Queer Places:
1 Mill Ln, Adderbury OX17 3LP, UK
37 Lansdowne Rd, London W11 2LQ, UK
University of Oxford, Oxford, Oxfordshire OX1 3PA
Charles Anthony Raven Crosland (29 August 1918 – 19 February 1977), also known as Tony Crosland or C. A. R. Crosland, was a British Labour Party politician and author. He served as Member of Parliament for South Gloucestershire (1950–55) and later for Great Grimsby (1959–77).
Throughout Crosland's career he served as Economic Secretary to the Treasury (1964), Minister of State for Economic Affairs (1964–65), Secretary of State for Education and Science (1965–67), President of the Board of Trade (1967–69), Secretary of State for Local Government and Regional Planning (1969–70), Secretary of State for the Environment (1974–76) and Foreign Secretary (1976-77).
A prominent socialist intellectual, Crosland was a Labour Party revisionist on the right, as an intellectual leader of Gaitskellism. His influential book The Future of Socialism (1956) argued against many Marxist notions and Labour Party orthodoxy that public ownership was essential to make socialism work. He offered positive alternatives to both the right and left-wing of the Labour Party of his day. He questioned the need for public ownership of the means of production, often considered a socialist formulation, and argued instead for making the highest priority the end of poverty and improved public services. He led the Labour campaign to replace grammar schools with comprehensive schools that did use the Eleven-plus for the selection of pupils. In a brief period as foreign secretary, he promoted détente with the Soviet Union. He died suddenly in 1977 of a cerebral haemorrhage, aged 58.

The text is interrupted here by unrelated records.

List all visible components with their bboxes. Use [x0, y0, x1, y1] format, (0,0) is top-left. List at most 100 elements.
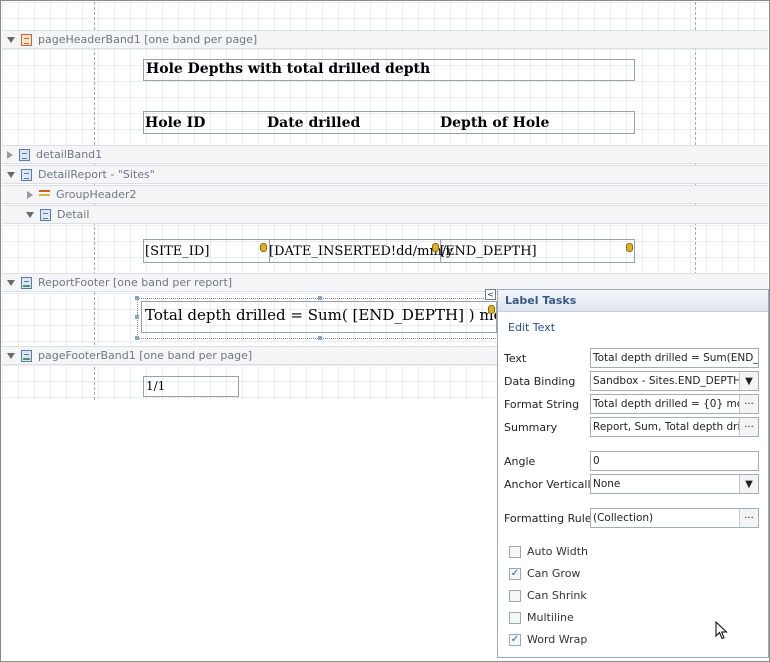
ellipsis-button[interactable]: ···: [739, 418, 758, 436]
format-string-value: Total depth drilled = {0} meters: [593, 398, 759, 410]
checkbox-label: Can Grow: [527, 567, 581, 580]
band-label: pageFooterBand1 [one band per page]: [38, 349, 253, 362]
checkbox-box[interactable]: [509, 589, 521, 602]
resize-handle[interactable]: [318, 336, 322, 340]
edit-text-link[interactable]: Edit Text: [508, 321, 555, 334]
resize-handle[interactable]: [135, 315, 139, 319]
checkbox-box[interactable]: [509, 611, 521, 624]
page-number-label[interactable]: 1/1: [143, 376, 239, 397]
database-icon: [260, 243, 267, 252]
property-label: Summary: [504, 420, 558, 434]
checkbox-label: Word Wrap: [527, 633, 588, 646]
can-grow-checkbox[interactable]: ✓ Can Grow: [509, 567, 580, 580]
expand-arrow-icon[interactable]: [7, 150, 13, 159]
band-label: GroupHeader2: [56, 188, 137, 201]
multiline-checkbox[interactable]: Multiline: [509, 611, 574, 624]
page-footer-icon: [21, 349, 32, 362]
band-label: ReportFooter [one band per report]: [38, 276, 233, 289]
property-label: Text: [504, 351, 527, 365]
collapse-arrow-icon[interactable]: [7, 36, 15, 43]
property-label: Format String: [504, 397, 580, 411]
cell-date-inserted[interactable]: [DATE_INSERTED!dd/mm/y: [268, 240, 454, 262]
text-input[interactable]: Total depth drilled = Sum(END_DEI: [590, 348, 759, 368]
ellipsis-button[interactable]: ···: [739, 509, 758, 527]
report-title-label[interactable]: Hole Depths with total drilled depth: [143, 59, 635, 81]
detail-report-icon: [21, 168, 32, 181]
database-icon: [626, 243, 633, 252]
band-group-header[interactable]: GroupHeader2: [2, 185, 768, 204]
data-binding-value: Sandbox - Sites.END_DEPTH: [593, 375, 742, 387]
property-summary: Summary Report, Sum, Total depth drille …: [504, 417, 760, 437]
detail-band-icon: [40, 208, 51, 221]
header-hole-id[interactable]: Hole ID: [144, 112, 267, 133]
resize-handle[interactable]: [135, 296, 139, 300]
page-number-text: 1/1: [146, 379, 166, 393]
checkbox-label: Can Shrink: [527, 589, 587, 602]
band-label: DetailReport - "Sites": [38, 168, 155, 181]
format-string-input[interactable]: Total depth drilled = {0} meters ···: [590, 394, 759, 414]
report-footer-icon: [21, 276, 32, 289]
text-input-value: Total depth drilled = Sum(END_DEI: [593, 352, 759, 364]
anchor-vertically-value: None: [593, 478, 621, 490]
report-title-text: Hole Depths with total drilled depth: [146, 61, 431, 77]
property-label: Angle: [504, 454, 536, 468]
label-tasks-panel: Label Tasks Edit Text Text Total depth d…: [497, 289, 769, 658]
angle-input[interactable]: 0: [590, 451, 759, 471]
formatting-rules-value: (Collection): [593, 512, 654, 524]
detail-band-icon: [19, 148, 30, 161]
report-designer-surface: pageHeaderBand1 [one band per page] Hole…: [0, 0, 770, 662]
check-icon[interactable]: ✓: [509, 633, 521, 646]
collapse-arrow-icon[interactable]: [7, 352, 15, 359]
word-wrap-checkbox[interactable]: ✓ Word Wrap: [509, 633, 587, 646]
band-nested-detail[interactable]: Detail: [2, 205, 768, 224]
formatting-rules-input[interactable]: (Collection) ···: [590, 508, 759, 528]
cell-site-id[interactable]: [SITE_ID]: [144, 240, 270, 262]
property-data-binding: Data Binding Sandbox - Sites.END_DEPTH ▼: [504, 371, 760, 391]
checkbox-label: Multiline: [527, 611, 574, 624]
collapse-arrow-icon[interactable]: [7, 279, 15, 286]
total-depth-label[interactable]: Total depth drilled = Sum( [END_DEPTH] )…: [141, 301, 497, 333]
checkbox-label: Auto Width: [527, 545, 588, 558]
resize-handle[interactable]: [135, 336, 139, 340]
property-format-string: Format String Total depth drilled = {0} …: [504, 394, 760, 414]
property-formatting-rules: Formatting Rules (Collection) ···: [504, 508, 760, 528]
property-text: Text Total depth drilled = Sum(END_DEI: [504, 348, 760, 368]
collapse-arrow-icon[interactable]: [26, 211, 34, 218]
data-binding-dropdown[interactable]: Sandbox - Sites.END_DEPTH ▼: [590, 371, 759, 391]
property-angle: Angle 0: [504, 451, 760, 471]
anchor-vertically-dropdown[interactable]: None ▼: [590, 474, 759, 494]
smart-tag-collapse-button[interactable]: <: [485, 289, 496, 300]
band-page-header[interactable]: pageHeaderBand1 [one band per page]: [2, 30, 768, 49]
summary-input[interactable]: Report, Sum, Total depth drille ···: [590, 417, 759, 437]
page-header-band-icon: [21, 33, 32, 46]
dropdown-arrow-icon[interactable]: ▼: [739, 372, 758, 390]
band-detail[interactable]: detailBand1: [2, 145, 768, 164]
band-label: Detail: [57, 208, 90, 221]
database-icon: [488, 305, 495, 314]
panel-title: Label Tasks: [498, 290, 768, 312]
band-label: pageHeaderBand1 [one band per page]: [38, 33, 258, 46]
property-label: Formatting Rules: [504, 511, 598, 525]
check-icon[interactable]: ✓: [509, 567, 521, 580]
summary-value: Report, Sum, Total depth drille: [593, 421, 753, 433]
cell-end-depth[interactable]: [END_DEPTH]: [439, 240, 634, 262]
group-header-icon: [39, 189, 50, 201]
grid-area: [2, 2, 768, 30]
band-label: detailBand1: [36, 148, 103, 161]
header-date-drilled[interactable]: Date drilled: [266, 112, 440, 133]
total-depth-text: Total depth drilled = Sum( [END_DEPTH] )…: [145, 306, 496, 324]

Early in his life Crosland had numerous affairs, including with Roy Jenkins.[8][9][10]
Crosland married Hilary Sarson in November 1952, divorcing after five years, though the marriage had effectively ended after a year. Crosland had numerous affairs with other women. He remarried on 7 February 1964 to Susan Catling, an American from Baltimore resident in London whom he had met in 1956,[11] and, in contrast to his first marriage, this was very happy and content. Susan Crosland was a successful journalist and writer. There were no children of either marriage, although Crosland's second wife had two daughters from a previous marriage.[12] He persuaded his step-daughters to abandon their elite private schools to attend Holland Park Comprehensive.[13] Susan Crosland died on 26 February 2011.[14]
Crosland was a keen football fan and an avid viewer of the television show Match of the Day. He insisted on taking the then American Secretary of State Henry Kissinger, a well known football fan, to Blundell Park to watch Grimsby Town play Gillingham in April 1976 when the two met for the first time.[15] In December 1976, when Kissinger bowed out after the Republican defeat, he went with Crosland to watch a football match at Stamford Bridge between Chelsea and Wolverhampton Wanderers.[15]